Lucy’s devoted governess, hoping to bring the girl back to life, schedules visits to the pyramids and local dance classes, where Lucy encounters young Frances Winlock, the daughter of (real-life) American archaeologist, Herbert Winlock, curator of the New York Metropolitan of Art's Luxor-area excavations. Frances, by Lucy’s own admission, is everything Lucy is not. A fascination and the beginnings of a lifetime friendship ensue, and Lucy is treated to a ringside seat for the discovery of the famous tomb.

Friendship with Frances slowly injects new life into Lucy’s troubled, mundane existence, and Lucy catches a dose of the overarching excitement surrounding the anticipation and discovery of the new tomb. Beauman expertly weaves real life people and events into her narrative, combining them with Frances’ fictional journey.

The reader is quickly drawn into the sparkle and drama of a life among the elite of the colonial age and one of its greatest adventurers. Seen through the sometimes pragmatic and sometimes innocent eyes of a child, even well-known events take on new facets, but it is in revealing little-known gems of history, forgotten characters, and nameless local associates that Beauman’s skill really shines. The sights, sounds, and tastes of Egypt as well as Lucy’s coming of age are palatable, compelling, and alluring as the history of an age becomes the history of a woman.
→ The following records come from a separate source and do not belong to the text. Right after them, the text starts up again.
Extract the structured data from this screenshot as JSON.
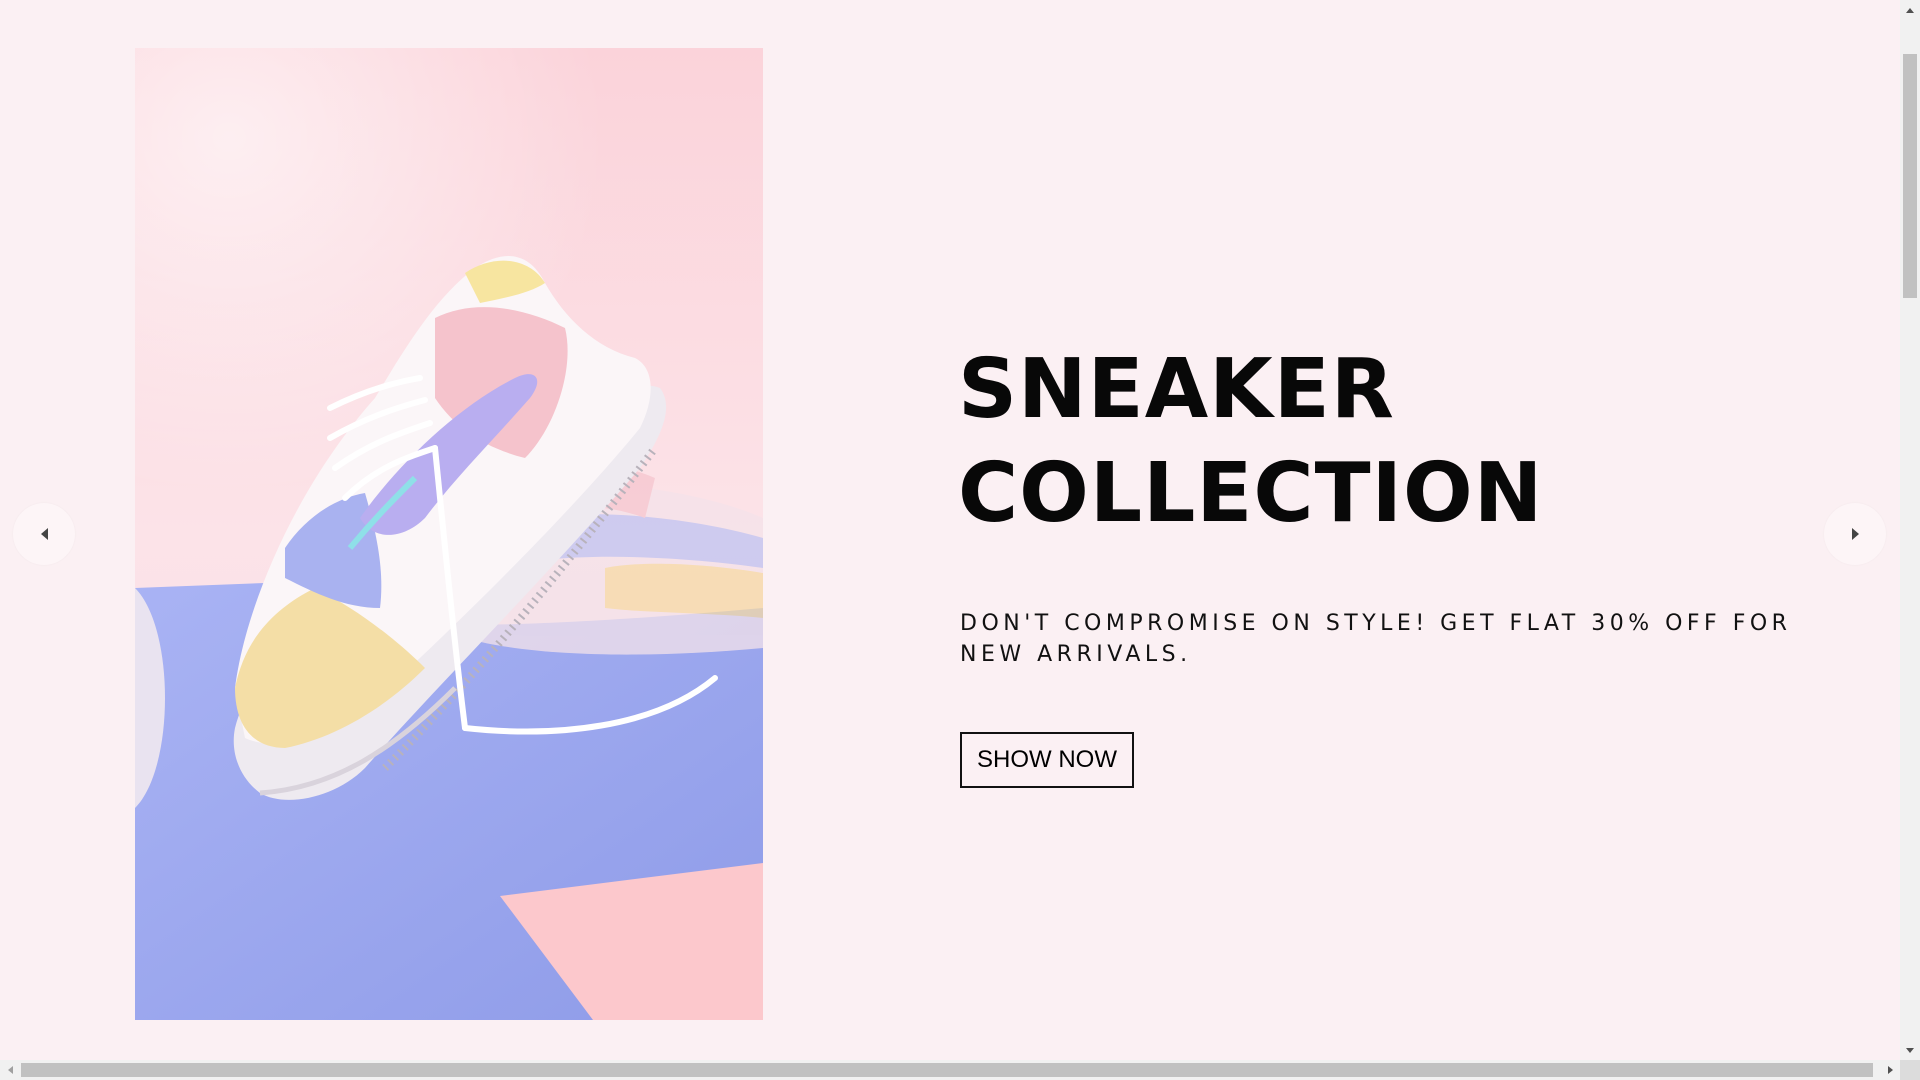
{
  "hero": {
    "image_alt": "Pastel sneaker",
    "title_line1": "SNEAKER",
    "title_line2": "COLLECTION",
    "subtitle": "DON'T COMPROMISE ON STYLE! GET FLAT 30% OFF FOR NEW ARRIVALS.",
    "cta_label": "SHOW NOW"
  },
  "carousel": {
    "prev_icon": "caret-left-icon",
    "next_icon": "caret-right-icon"
  },
  "colors": {
    "page_background": "#fbf0f3",
    "text": "#080808",
    "image_pink": "#fbd6dc",
    "image_blue": "#9aa6ee"
  }
}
Fans of Beauman’s former novels will no doubt relish this sweeping new offering, but lovers of tales told in intertwined time frames and aficionados of Egyptology will devour this meaty book whole. Those in favor of a more nuanced tale of self-discovery will also find much to like, both in precocious Frances and in Lucy, who fears there is not much in her worth liking, but finds that at times we are randomly chosen by history and at times we are intentionally chosen by others. The ghosts of those pivotal moments and life-altering relationships become the core of who we are, and in The Visitors, Beauman excavates an age and her characters down to the very core.